Now that we’ve debunked some common therapy myths, let’s consider some signs that you might be ready to start your therapeutic journey:
- Persistent emotional distress: If negative feelings such as sadness, anxiety, or irritability persist over time and interfere with your daily activities, this could be an indicator that therapy may be beneficial.
- Difficulty coping with life changes: Life is full of transitions. Major life changes like loss, career shifts, or relationship changes can be challenging to navigate. If you find yourself struggling to adjust to these transitions, therapy can provide support and strategies for coping.
- Challenges in relationships: If you’re consistently experiencing difficulties in your relationships, therapy can help uncover potential underlying issues. It provides a safe space to explore these challenges and work towards healthier communication patterns and relationships.

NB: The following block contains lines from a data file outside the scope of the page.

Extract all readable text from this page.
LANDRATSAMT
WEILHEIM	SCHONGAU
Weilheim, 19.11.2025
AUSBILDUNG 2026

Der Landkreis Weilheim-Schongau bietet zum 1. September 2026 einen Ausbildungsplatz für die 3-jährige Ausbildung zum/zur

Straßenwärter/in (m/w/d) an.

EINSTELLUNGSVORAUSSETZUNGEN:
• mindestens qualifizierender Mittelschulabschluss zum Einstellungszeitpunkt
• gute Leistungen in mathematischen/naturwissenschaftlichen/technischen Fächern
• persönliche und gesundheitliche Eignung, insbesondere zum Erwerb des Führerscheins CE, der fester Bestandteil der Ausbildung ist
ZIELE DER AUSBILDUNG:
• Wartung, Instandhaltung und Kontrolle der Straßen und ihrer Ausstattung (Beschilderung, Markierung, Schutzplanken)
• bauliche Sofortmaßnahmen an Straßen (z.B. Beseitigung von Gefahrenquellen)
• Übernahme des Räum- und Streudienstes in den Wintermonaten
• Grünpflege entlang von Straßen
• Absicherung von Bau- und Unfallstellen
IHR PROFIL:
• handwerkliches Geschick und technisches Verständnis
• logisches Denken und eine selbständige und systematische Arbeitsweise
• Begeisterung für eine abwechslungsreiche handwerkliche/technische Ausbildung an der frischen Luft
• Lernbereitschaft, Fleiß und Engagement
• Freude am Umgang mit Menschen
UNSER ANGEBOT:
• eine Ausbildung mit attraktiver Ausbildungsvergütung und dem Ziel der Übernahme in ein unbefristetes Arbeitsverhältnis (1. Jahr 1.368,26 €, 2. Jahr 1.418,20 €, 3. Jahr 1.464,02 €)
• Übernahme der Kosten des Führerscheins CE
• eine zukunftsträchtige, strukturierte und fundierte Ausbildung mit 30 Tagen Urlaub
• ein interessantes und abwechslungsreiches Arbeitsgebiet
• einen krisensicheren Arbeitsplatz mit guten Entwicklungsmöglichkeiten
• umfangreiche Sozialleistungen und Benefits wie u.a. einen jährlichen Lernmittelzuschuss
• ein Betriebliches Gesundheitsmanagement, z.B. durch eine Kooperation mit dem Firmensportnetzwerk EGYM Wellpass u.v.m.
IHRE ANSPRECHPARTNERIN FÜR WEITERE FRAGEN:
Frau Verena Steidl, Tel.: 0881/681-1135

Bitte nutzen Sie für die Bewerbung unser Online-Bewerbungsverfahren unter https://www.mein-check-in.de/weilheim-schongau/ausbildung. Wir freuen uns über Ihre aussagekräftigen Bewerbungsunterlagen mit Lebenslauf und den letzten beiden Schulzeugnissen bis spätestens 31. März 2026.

- Behavioural changes: Significant changes in sleep patterns, appetite, and interest in activities can indicate underlying emotional distress. Therapy can help explore these changes and provide strategies for managing them.
- Desire for personal growth: If you’re seeking to better understand yourself, manage your emotions effectively, or work towards personal development goals, therapy can be a great resource.
Remember, choosing to begin therapy is a personal decision, and there’s no “wrong” reason to seek help.
If you identify as BIPOC and are considering therapy, understand that your worries and questions around starting therapy are valid. Remember that you can work on unlearning misconceptions or stigmas that deter you from seeking the support you deserve.
Practice seeking help when you need it and consider embracing the journey of self-growth that therapy can bring. Your mental health is worth it!